The result can be a hefty tax bill for the inheritor, one that many don’t expect given the HSA’s general tax benefits.

This dynamic is explored by financial planning experts Jeff Levine and Ed Slott in the latest episode of their podcast series, "The Great Retirement Debate." During the episode, Levine and Slott consider the pros and cons of HSAs.

The duo encourage those who are participating in high-deductible health care plans to consider putting as much as possible into an HSA. For those who don’t need the funds right away or who have built up a decent account value, investing the funds also makes sense.

But it’s also important to be aware of the tax consequences when a client passes away with HSA assets, Levine and Slott emphasized.

Surviving Spouses and HSAs

As Levine and Slott explored, upon the death of an HSA holder, any amounts remaining in the HSA transfer to the beneficiary named on the HSA beneficiary designation form. If a beneficiary is not named, the funds transfer according to the terms of the HSA trust or custodial account agreement.

The HSA is then treated in one of two ways, depending upon whether the beneficiary is the account holder’s surviving spouse.

A spouse “automatically and instantly” becomes the HSA account holder, Levine explained. Importantly, such a transfer of ownership is not taxable, and future distributions from the HSA will be subject to income tax only to the extent that they were not used for qualified medical expenses.

Once the account is transferred to their name, the surviving spouse can designate a new beneficiary to receive any amounts remaining in the HSA upon their own death.

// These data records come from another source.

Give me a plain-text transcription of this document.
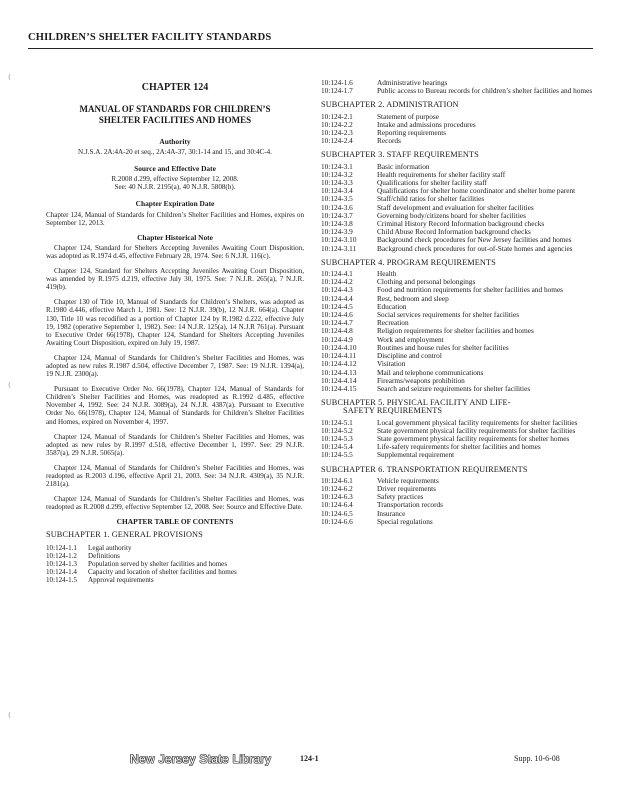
CHILDREN’S SHELTER FACILITY STANDARDS
⁽
⁽
⁽
CHAPTER 124
MANUAL OF STANDARDS FOR CHILDREN’S
SHELTER FACILITIES AND HOMES
Authority
N.J.S.A. 2A:4A-20 et seq., 2A:4A-37, 30:1-14 and 15, and 30:4C-4.
Source and Effective Date
R.2008 d.299, effective September 12, 2008.
See: 40 N.J.R. 2195(a), 40 N.J.R. 5808(b).
Chapter Expiration Date
Chapter 124, Manual of Standards for Children’s Shelter Facilities and Homes, expires on September 12, 2013.
Chapter Historical Note
Chapter 124, Standard for Shelters Accepting Juveniles Awaiting Court Disposition, was adopted as R.1974 d.45, effective February 28, 1974. See: 6 N.J.R. 116(c).
Chapter 124, Standard for Shelters Accepting Juveniles Awaiting Court Disposition, was amended by R.1975 d.219, effective July 30, 1975. See: 7 N.J.R. 265(a), 7 N.J.R. 419(b).
Chapter 130 of Title 10, Manual of Standards for Children’s Shelters, was adopted as R.1980 d.446, effective March 1, 1981. See: 12 N.J.R. 39(b), 12 N.J.R. 664(a). Chapter 130, Title 10 was recodified as a portion of Chapter 124 by R.1982 d.222, effective July 19, 1982 (operative September 1, 1982). See: 14 N.J.R. 125(a), 14 N.J.R 761(a). Pursuant to Executive Order 66(1978), Chapter 124, Standard for Shelters Accepting Juveniles Awaiting Court Disposition, expired on July 19, 1987.
Chapter 124, Manual of Standards for Children’s Shelter Facilities and Homes, was adopted as new rules R.1987 d.504, effective December 7, 1987. See: 19 N.J.R. 1394(a), 19 N.J.R. 2300(a).
Pursuant to Executive Order No. 66(1978), Chapter 124, Manual of Standards for Children’s Shelter Facilities and Homes, was readopted as R.1992 d.485, effective November 4, 1992. See: 24 N.J.R. 3089(a), 24 N.J.R. 4387(a). Pursuant to Executive Order No. 66(1978), Chapter 124, Manual of Standards for Children’s Shelter Facilities and Homes, expired on November 4, 1997.
Chapter 124, Manual of Standards for Children’s Shelter Facilities and Homes, was adopted as new rules by R.1997 d.518, effective December 1, 1997. See: 29 N.J.R. 3587(a), 29 N.J.R. 5065(a).
Chapter 124, Manual of Standards for Children’s Shelter Facilities and Homes, was readopted as R.2003 d.196, effective April 21, 2003. See: 34 N.J.R. 4309(a), 35 N.J.R. 2181(a).
Chapter 124, Manual of Standards for Children’s Shelter Facilities and Homes, was readopted as R.2008 d.299, effective September 12, 2008. See: Source and Effective Date.
CHAPTER TABLE OF CONTENTS
SUBCHAPTER 1. GENERAL PROVISIONS
10:124-1.1	Legal authority
10:124-1.2	Definitions
10:124-1.3	Population served by shelter facilities and homes
10:124-1.4	Capacity and location of shelter facilities and homes
10:124-1.5	Approval requirements
10:124-1.6	Administrative hearings
10:124-1.7	Public access to Bureau records for children’s shelter facilities and homes
SUBCHAPTER 2. ADMINISTRATION
10:124-2.1	Statement of purpose
10:124-2.2	Intake and admissions procedures
10:124-2.3	Reporting requirements
10:124-2.4	Records
SUBCHAPTER 3. STAFF REQUIREMENTS
10:124-3.1	Basic information
10:124-3.2	Health requirements for shelter facility staff
10:124-3.3	Qualifications for shelter facility staff
10:124-3.4	Qualifications for shelter home coordinator and shelter home parent
10:124-3.5	Staff/child ratios for shelter facilities
10:124-3.6	Staff development and evaluation for shelter facilities
10:124-3.7	Governing body/citizens board for shelter facilities
10:124-3.8	Criminal History Record Information background checks
10:124-3.9	Child Abuse Record Information background checks
10:124-3.10	Background check procedures for New Jersey facilities and homes
10:124-3.11	Background check procedures for out-of-State homes and agencies
SUBCHAPTER 4. PROGRAM REQUIREMENTS
10:124-4.1	Health
10:124-4.2	Clothing and personal belongings
10:124-4.3	Food and nutrition requirements for shelter facilities and homes
10:124-4.4	Rest, bedroom and sleep
10:124-4.5	Education
10:124-4.6	Social services requirements for shelter facilities
10:124-4.7	Recreation
10:124-4.8	Religion requirements for shelter facilities and homes
10:124-4.9	Work and employment
10:124-4.10	Routines and house rules for shelter facilities
10:124-4.11	Discipline and control
10:124-4.12	Visitation
10:124-4.13	Mail and telephone communications
10:124-4.14	Firearms/weapons prohibition
10:124-4.15	Search and seizure requirements for shelter facilities
SUBCHAPTER 5. PHYSICAL FACILITY AND LIFE-
SAFETY REQUIREMENTS
10:124-5.1	Local government physical facility requirements for shelter facilities
10:124-5.2	State government physical facility requirements for shelter facilities
10:124-5.3	State government physical facility requirements for shelter homes
10:124-5.4	Life-safety requirements for shelter facilities and homes
10:124-5.5	Supplemental requirement
SUBCHAPTER 6. TRANSPORTATION REQUIREMENTS
10:124-6.1	Vehicle requirements
10:124-6.2	Driver requirements
10:124-6.3	Safety practices
10:124-6.4	Transportation records
10:124-6.5	Insurance
10:124-6.6	Special regulations
New Jersey State Library	124-1	Supp. 10-6-08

Other options include rolling some or all of the HSA’s account balance into another HSA they already own.

All Other Inheritors

Levine and Slott then discussed what happens to HSA funds inherited by anyone other than a surviving spouse.

Generally, the HSA then ceases to be an HSA. In turn, an amount equal to the fair market value of the account assets as of the date of the account holder’s death is included in the beneficiary’s gross income.

Notably, a non-spouse beneficiary may reduce that amount by any payments made from the HSA for qualified medical expenses incurred by the deceased account holder before death. But, as Levine and Slott emphasized, such payments must be made within one year after the original owner’s death.

In addition, the original owner can name their own estate as the HSA beneficiary. In such a case, the remaining amount is included in the decedent’s gross income for the year in which the death occurred.